What is... Visual Arts?
This four-year modular honours degree programme - fully accredited, managed and delivered by Dublin Institute of Technology - offers a dynamic and creative education in the Visual Arts. The programme will have a particular focus on the investigation of the meaning of place, how it can be generated and regenerated through art-making and the exchange between the artmaker and her/his place and its people. On completing the programme graduates will be able to demonstrate an advanced comprehension of the nature, role and potential of Art in the context of their community and in a wider international context, a critical comprehension of historical and contemporary developments in Art; and a thorough mastery of the materials, techniques and skills appropriate to their own artistic interests. Additionally they will develop professional artistic skills necessary for the visual expression of significant ideas and concepts and an ability to present their work in a professional manner.
What are my... Career Opportunities?
Graduates establish themselves as professional artists and can also find employment in the cultural and community sectors as gallery and studio assistants, arts officers in County Council Offices as curators and as arts administrators. There are also opportunities for employment in the teaching profession and to pursue graduate studies up to PhD level.
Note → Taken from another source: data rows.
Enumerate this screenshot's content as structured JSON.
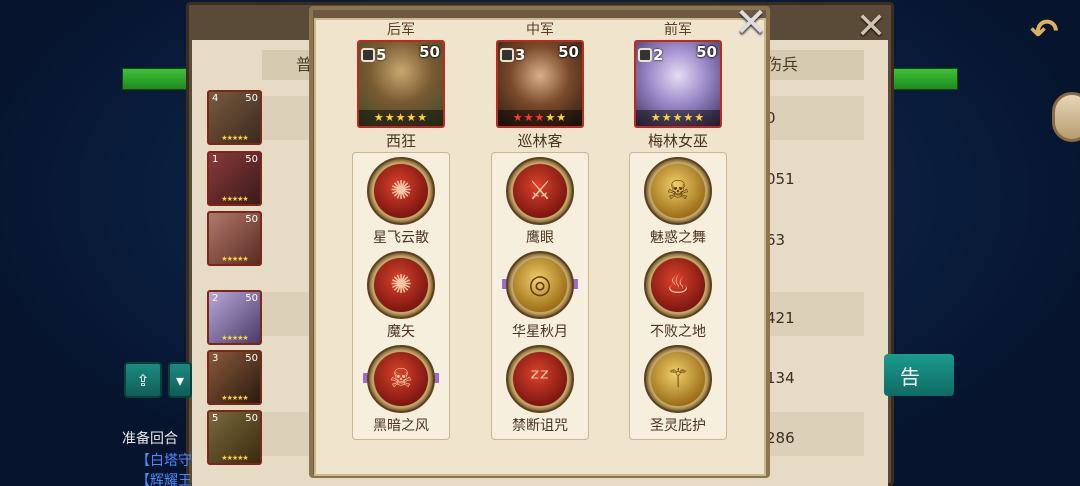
{
  "background": {
    "report_button_label": "告",
    "prep_label": "准备回合",
    "log_lines": [
      "【白塔守",
      "【辉耀王"
    ],
    "column_headers": {
      "left": "普",
      "right": "伤兵"
    },
    "damage_values": [
      "0",
      "051",
      "63",
      "421",
      "134",
      "286"
    ],
    "mini_heroes": [
      {
        "lv": "4",
        "num": "50"
      },
      {
        "lv": "1",
        "num": "50"
      },
      {
        "lv": "",
        "num": "50"
      },
      {
        "lv": "2",
        "num": "50"
      },
      {
        "lv": "3",
        "num": "50"
      },
      {
        "lv": "5",
        "num": "50"
      }
    ]
  },
  "lineup": {
    "columns": [
      {
        "row_label": "后军",
        "hero": {
          "name": "西狂",
          "rank": "5",
          "level": "50",
          "stars": "★★★★★",
          "star_color": "gold"
        },
        "skills": [
          {
            "name": "星飞云散",
            "icon": "fire-claw-icon",
            "tone": "red"
          },
          {
            "name": "魔矢",
            "icon": "fire-claw-icon",
            "tone": "red"
          },
          {
            "name": "黑暗之风",
            "icon": "skull-icon",
            "tone": "red"
          }
        ]
      },
      {
        "row_label": "中军",
        "hero": {
          "name": "巡林客",
          "rank": "3",
          "level": "50",
          "stars": "★★★★★",
          "star_color": "red-gold"
        },
        "skills": [
          {
            "name": "鹰眼",
            "icon": "crossed-blades-icon",
            "tone": "red"
          },
          {
            "name": "华星秋月",
            "icon": "target-icon",
            "tone": "gold"
          },
          {
            "name": "禁断诅咒",
            "icon": "sleep-icon",
            "tone": "red"
          }
        ]
      },
      {
        "row_label": "前军",
        "hero": {
          "name": "梅林女巫",
          "rank": "2",
          "level": "50",
          "stars": "★★★★★",
          "star_color": "gold"
        },
        "skills": [
          {
            "name": "魅惑之舞",
            "icon": "skull-icon",
            "tone": "gold"
          },
          {
            "name": "不败之地",
            "icon": "flame-icon",
            "tone": "red"
          },
          {
            "name": "圣灵庇护",
            "icon": "axe-icon",
            "tone": "gold"
          }
        ]
      }
    ]
  }
}
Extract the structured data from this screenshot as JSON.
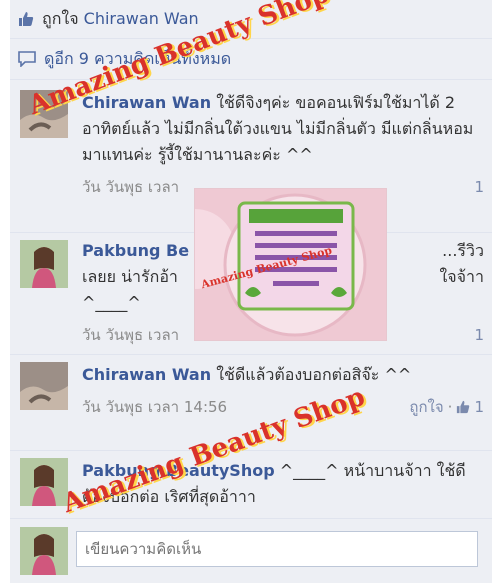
{
  "like_line": {
    "prefix": "ถูกใจ",
    "name": "Chirawan Wan"
  },
  "view_more": "ดูอีก 9 ความคิดเห็นทั้งหมด",
  "comments": [
    {
      "name": "Chirawan Wan",
      "text": " ใช้ดีจิงๆค่ะ ขอคอนเฟิร์มใช้มาได้ 2 อาทิตย์แล้ว ไม่มีกลิ่นใต้วงแขน ไม่มีกลิ่นตัว มีแต่กลิ่นหอมมาแทนค่ะ รู้งี้ใช้มานานละค่ะ ^^",
      "meta_time": "วัน วันพุธ เวลา",
      "meta_count": "1"
    },
    {
      "name": "Pakbung Be",
      "text_line1_tail": "...รีวิว",
      "text_line2": "เลยย น่ารักอ้า",
      "text_line2_tail": "ใจจ้าา",
      "text_line3": "^____^",
      "meta_time": "วัน วันพุธ เวลา",
      "meta_count": "1"
    },
    {
      "name": "Chirawan Wan",
      "text": " ใช้ดีแล้วต้องบอกต่อสิจ๊ะ ^^",
      "meta_time": "วัน วันพุธ เวลา 14:56",
      "meta_like": "ถูกใจ",
      "meta_count": "1"
    },
    {
      "name": "Pakbung BeautyShop",
      "text": " ^____^ หน้าบานจ้าา ใช้ดีต้องบอกต่อ เริศที่สุดอ้าาา"
    }
  ],
  "composer": {
    "placeholder": "เขียนความคิดเห็น"
  },
  "watermark": "Amazing Beauty Shop",
  "product_label": "Amazing Beauty Shop",
  "colors": {
    "panel": "#edeff4",
    "link": "#3b5998",
    "watermark": "#d9322b"
  }
}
What other options do I have after completion?
Graduates who achieve the appropriate honours standard have access to a range of taught Masters, MPhil and PhD degrees by research in DIT or elsewhere in Ireland and abroad.
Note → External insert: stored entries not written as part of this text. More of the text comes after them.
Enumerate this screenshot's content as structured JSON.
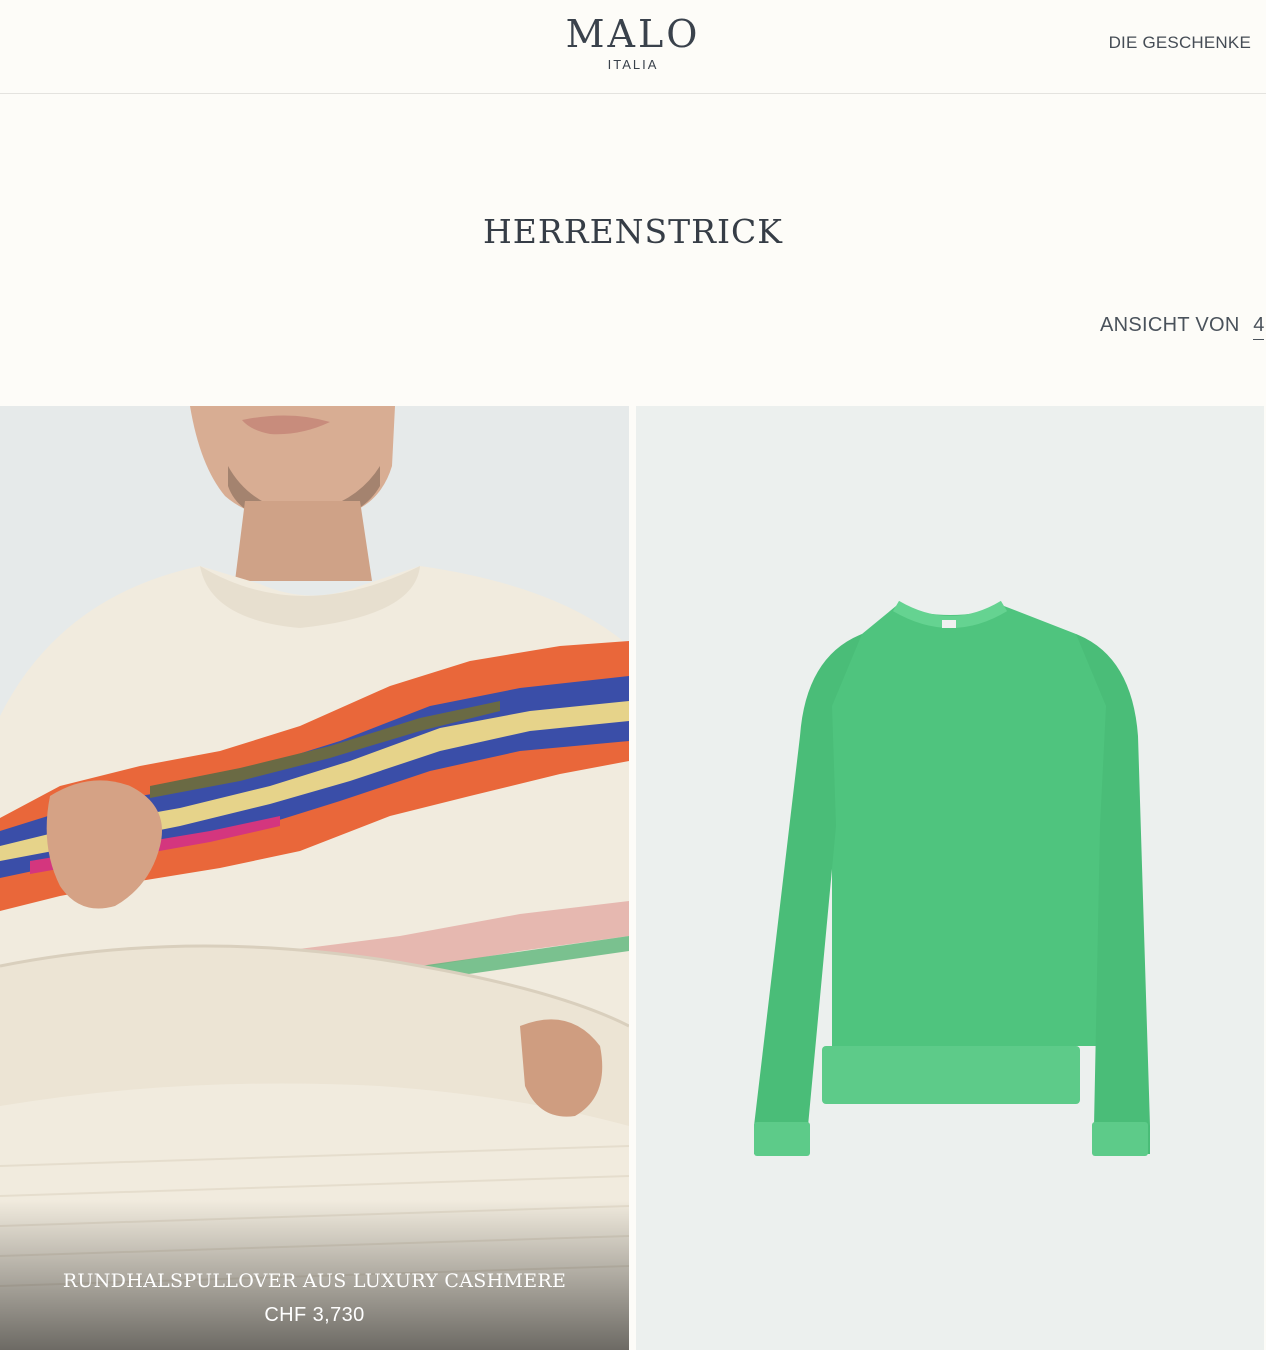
{
  "header": {
    "logo_main": "MALO",
    "logo_sub": "ITALIA",
    "gifts_link": "DIE GESCHENKE"
  },
  "page": {
    "title": "HERRENSTRICK"
  },
  "view_control": {
    "label": "ANSICHT VON",
    "value": "4"
  },
  "products": [
    {
      "name": "RUNDHALSPULLOVER AUS LUXURY CASHMERE",
      "price": "CHF 3,730",
      "color": "#f1ebde"
    },
    {
      "color": "#4fc47e"
    }
  ],
  "colors": {
    "background": "#fdfcf8",
    "text": "#3a414a",
    "card_bg": "#ecf0ee"
  }
}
Learning Outcomes: What will I Study?
The first two Years are highly structured and are designed to give the participants basic technical skills in drawing, sculpture, painting, photography and digital media (both word-processing and image manipulation), and a good understanding of the critical concerns and context of modern and contemporary art practice. The final two Years are increasingly self-directed allowing participants to develop their particular focus in terms of medium and content. This builds upon research methods and skills developed in stages one and two, which allows participants to develop a similar self-directed approach in Critical Theory.
In Year one, the emphasis is primarily placed on research. As analysis & development are required to organise information gathered during the course of research and to extend its scope, considerable emphasis is placed upon analysis & development. Realisation is a skill that is developed later as participants acquire greater experience of art practice and acquire greater physical and conceptual skills.
In Year two, the emphasis upon analysis & development and realisation is increased while the emphasis on research is maintained. Participants are expected to continue to develop the research and analysis and development skills acquired during stage.
In Year three equal emphasis is placed upon research, analysis and development and realisation. This marks a significant increase in the emphasis upon realisation as participants are expected to develop a critical understanding of their choice of medium in relation to the concept they are exploring.
In Year four emphasis in both Studio and Critical Studies is placed upon participants achieving a critical understanding of the nature of their particular practice. Consequently and in recognition of the diversity in approach of contemporary art practice, each participant is required to decide upon and agree with the programme team an appropriate emphasis for the assessment criteria in relation to her/his work.